One Week In The Books Rough At The

well I am keeping on keeping on. today was bad again like yesterday but I am still fighting through this. I am fighting and kicking and screaming but i will beat this no matter what. I am however ready for an easier day like my first few day were. But I know they are coming. I have had more panic attacks today than I normaly do. It almost seemed like it was a constant panic attack and my meds did not really help much. I think alot of it is my addict mind trying to tell me that I need to smoke so that I can get he feel good endorphines that smoking creates. However my recovering mind is still a bit better and says no you will never feel better if you go back to smoking, I am feeling lots better and I know that if I smoke even one then I will one be hooked again and two feel like crap physically and mentally. I do have to work again tomorrow and that will be good for my resolve when i dont have to go out in subfreezing temps to smoke. I do miss my smoking "friends" on the smoke porch and maybe one day I will be able to go out and see them but for right now I will stay inside out of the cold and out of temptation. I really hope that my daughter sees and understands the struggle that I have had for years trying to quit smoking and always (till now) failing and decides to never pick up a cigarette.  I think as far as my non smoking friends I will remind them at one month quit that I quit.

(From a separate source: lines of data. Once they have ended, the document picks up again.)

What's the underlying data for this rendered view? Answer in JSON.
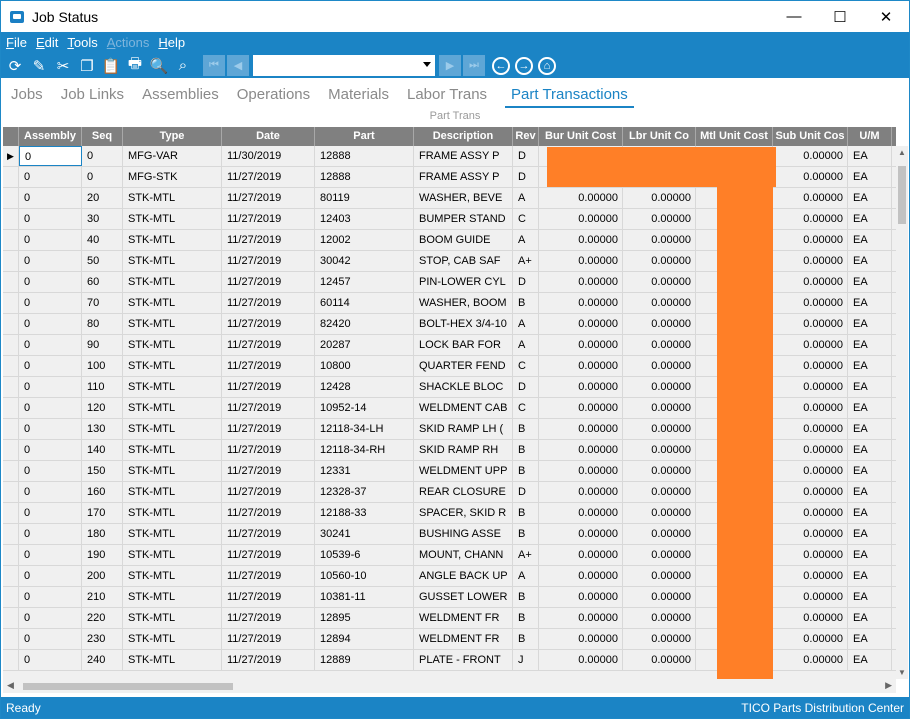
{
  "window": {
    "title": "Job Status",
    "controls": {
      "minimize": "—",
      "maximize": "☐",
      "close": "✕"
    }
  },
  "menu": {
    "items": [
      {
        "label": "File",
        "disabled": false
      },
      {
        "label": "Edit",
        "disabled": false
      },
      {
        "label": "Tools",
        "disabled": false
      },
      {
        "label": "Actions",
        "disabled": true
      },
      {
        "label": "Help",
        "disabled": false
      }
    ]
  },
  "toolbar": {
    "icons": [
      "refresh-icon",
      "clear-icon",
      "cut-icon",
      "copy-icon",
      "paste-icon",
      "print-icon",
      "print-preview-icon",
      "search-binoculars-icon"
    ],
    "glyphs": [
      "⟳",
      "✎",
      "✂",
      "❐",
      "📋",
      "🖶",
      "🔍",
      "⌕"
    ],
    "nav": {
      "first": "⏮",
      "prev": "◀",
      "next": "▶",
      "last": "⏭",
      "combo_value": ""
    },
    "back": "←",
    "forward": "→",
    "home": "⌂"
  },
  "tabs": [
    {
      "label": "Jobs",
      "active": false
    },
    {
      "label": "Job Links",
      "active": false
    },
    {
      "label": "Assemblies",
      "active": false
    },
    {
      "label": "Operations",
      "active": false
    },
    {
      "label": "Materials",
      "active": false
    },
    {
      "label": "Labor Trans",
      "active": false
    },
    {
      "label": "Part Transactions",
      "active": true
    }
  ],
  "section_label": "Part Trans",
  "grid": {
    "columns": [
      "Assembly",
      "Seq",
      "Type",
      "Date",
      "Part",
      "Description",
      "Rev",
      "Bur Unit Cost",
      "Lbr Unit Co",
      "Mtl Unit Cost",
      "Sub Unit Cos",
      "U/M"
    ],
    "current_row_indicator": "▶",
    "rows": [
      [
        "0",
        "0",
        "MFG-VAR",
        "11/30/2019",
        "12888",
        "FRAME ASSY P",
        "D",
        "",
        "",
        "",
        "0.00000",
        "EA"
      ],
      [
        "0",
        "0",
        "MFG-STK",
        "11/27/2019",
        "12888",
        "FRAME ASSY P",
        "D",
        "",
        "",
        "",
        "0.00000",
        "EA"
      ],
      [
        "0",
        "20",
        "STK-MTL",
        "11/27/2019",
        "80119",
        "WASHER, BEVE",
        "A",
        "0.00000",
        "0.00000",
        "",
        "0.00000",
        "EA"
      ],
      [
        "0",
        "30",
        "STK-MTL",
        "11/27/2019",
        "12403",
        "BUMPER STAND",
        "C",
        "0.00000",
        "0.00000",
        "",
        "0.00000",
        "EA"
      ],
      [
        "0",
        "40",
        "STK-MTL",
        "11/27/2019",
        "12002",
        "BOOM GUIDE",
        "A",
        "0.00000",
        "0.00000",
        "",
        "0.00000",
        "EA"
      ],
      [
        "0",
        "50",
        "STK-MTL",
        "11/27/2019",
        "30042",
        "STOP, CAB SAF",
        "A+",
        "0.00000",
        "0.00000",
        "",
        "0.00000",
        "EA"
      ],
      [
        "0",
        "60",
        "STK-MTL",
        "11/27/2019",
        "12457",
        "PIN-LOWER CYL",
        "D",
        "0.00000",
        "0.00000",
        "",
        "0.00000",
        "EA"
      ],
      [
        "0",
        "70",
        "STK-MTL",
        "11/27/2019",
        "60114",
        "WASHER, BOOM",
        "B",
        "0.00000",
        "0.00000",
        "",
        "0.00000",
        "EA"
      ],
      [
        "0",
        "80",
        "STK-MTL",
        "11/27/2019",
        "82420",
        "BOLT-HEX 3/4-10",
        "A",
        "0.00000",
        "0.00000",
        "",
        "0.00000",
        "EA"
      ],
      [
        "0",
        "90",
        "STK-MTL",
        "11/27/2019",
        "20287",
        "LOCK BAR FOR",
        "A",
        "0.00000",
        "0.00000",
        "",
        "0.00000",
        "EA"
      ],
      [
        "0",
        "100",
        "STK-MTL",
        "11/27/2019",
        "10800",
        "QUARTER FEND",
        "C",
        "0.00000",
        "0.00000",
        "",
        "0.00000",
        "EA"
      ],
      [
        "0",
        "110",
        "STK-MTL",
        "11/27/2019",
        "12428",
        "SHACKLE BLOC",
        "D",
        "0.00000",
        "0.00000",
        "",
        "0.00000",
        "EA"
      ],
      [
        "0",
        "120",
        "STK-MTL",
        "11/27/2019",
        "10952-14",
        "WELDMENT CAB",
        "C",
        "0.00000",
        "0.00000",
        "",
        "0.00000",
        "EA"
      ],
      [
        "0",
        "130",
        "STK-MTL",
        "11/27/2019",
        "12118-34-LH",
        "SKID RAMP LH (",
        "B",
        "0.00000",
        "0.00000",
        "",
        "0.00000",
        "EA"
      ],
      [
        "0",
        "140",
        "STK-MTL",
        "11/27/2019",
        "12118-34-RH",
        "SKID RAMP RH",
        "B",
        "0.00000",
        "0.00000",
        "",
        "0.00000",
        "EA"
      ],
      [
        "0",
        "150",
        "STK-MTL",
        "11/27/2019",
        "12331",
        "WELDMENT UPP",
        "B",
        "0.00000",
        "0.00000",
        "",
        "0.00000",
        "EA"
      ],
      [
        "0",
        "160",
        "STK-MTL",
        "11/27/2019",
        "12328-37",
        "REAR CLOSURE",
        "D",
        "0.00000",
        "0.00000",
        "",
        "0.00000",
        "EA"
      ],
      [
        "0",
        "170",
        "STK-MTL",
        "11/27/2019",
        "12188-33",
        "SPACER, SKID R",
        "B",
        "0.00000",
        "0.00000",
        "",
        "0.00000",
        "EA"
      ],
      [
        "0",
        "180",
        "STK-MTL",
        "11/27/2019",
        "30241",
        "BUSHING ASSE",
        "B",
        "0.00000",
        "0.00000",
        "",
        "0.00000",
        "EA"
      ],
      [
        "0",
        "190",
        "STK-MTL",
        "11/27/2019",
        "10539-6",
        "MOUNT, CHANN",
        "A+",
        "0.00000",
        "0.00000",
        "",
        "0.00000",
        "EA"
      ],
      [
        "0",
        "200",
        "STK-MTL",
        "11/27/2019",
        "10560-10",
        "ANGLE BACK UP",
        "A",
        "0.00000",
        "0.00000",
        "",
        "0.00000",
        "EA"
      ],
      [
        "0",
        "210",
        "STK-MTL",
        "11/27/2019",
        "10381-11",
        "GUSSET LOWER",
        "B",
        "0.00000",
        "0.00000",
        "",
        "0.00000",
        "EA"
      ],
      [
        "0",
        "220",
        "STK-MTL",
        "11/27/2019",
        "12895",
        "WELDMENT FR",
        "B",
        "0.00000",
        "0.00000",
        "",
        "0.00000",
        "EA"
      ],
      [
        "0",
        "230",
        "STK-MTL",
        "11/27/2019",
        "12894",
        "WELDMENT FR",
        "B",
        "0.00000",
        "0.00000",
        "",
        "0.00000",
        "EA"
      ],
      [
        "0",
        "240",
        "STK-MTL",
        "11/27/2019",
        "12889",
        "PLATE - FRONT",
        "J",
        "0.00000",
        "0.00000",
        "",
        "0.00000",
        "EA"
      ]
    ]
  },
  "status": {
    "left": "Ready",
    "right": "TICO Parts Distribution Center"
  },
  "colors": {
    "accent": "#1b84c5",
    "redaction": "#ff7f27",
    "header_bg": "#808080"
  }
}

Although I did almost reach out to one of them today as I was having such a hard day but being a nonsmoker I knew he would not really understand and think I was just whining or something. I will text him tomorrow anyways to check on him but dont know if I will share my progress with him yet. I do share it with my daughter every time that one of my quit apps give me a milestone. she seems relly happy for me but she has been begging me to quit for years. and has seen me fail many many times. so I think every milestone I share with her just reassures her that I am still quit. I have been using the patch so far. I am thinking about stopping it tomorrow. I still have some left but will need to stop them sooner or later so tomorrow will be a test drive.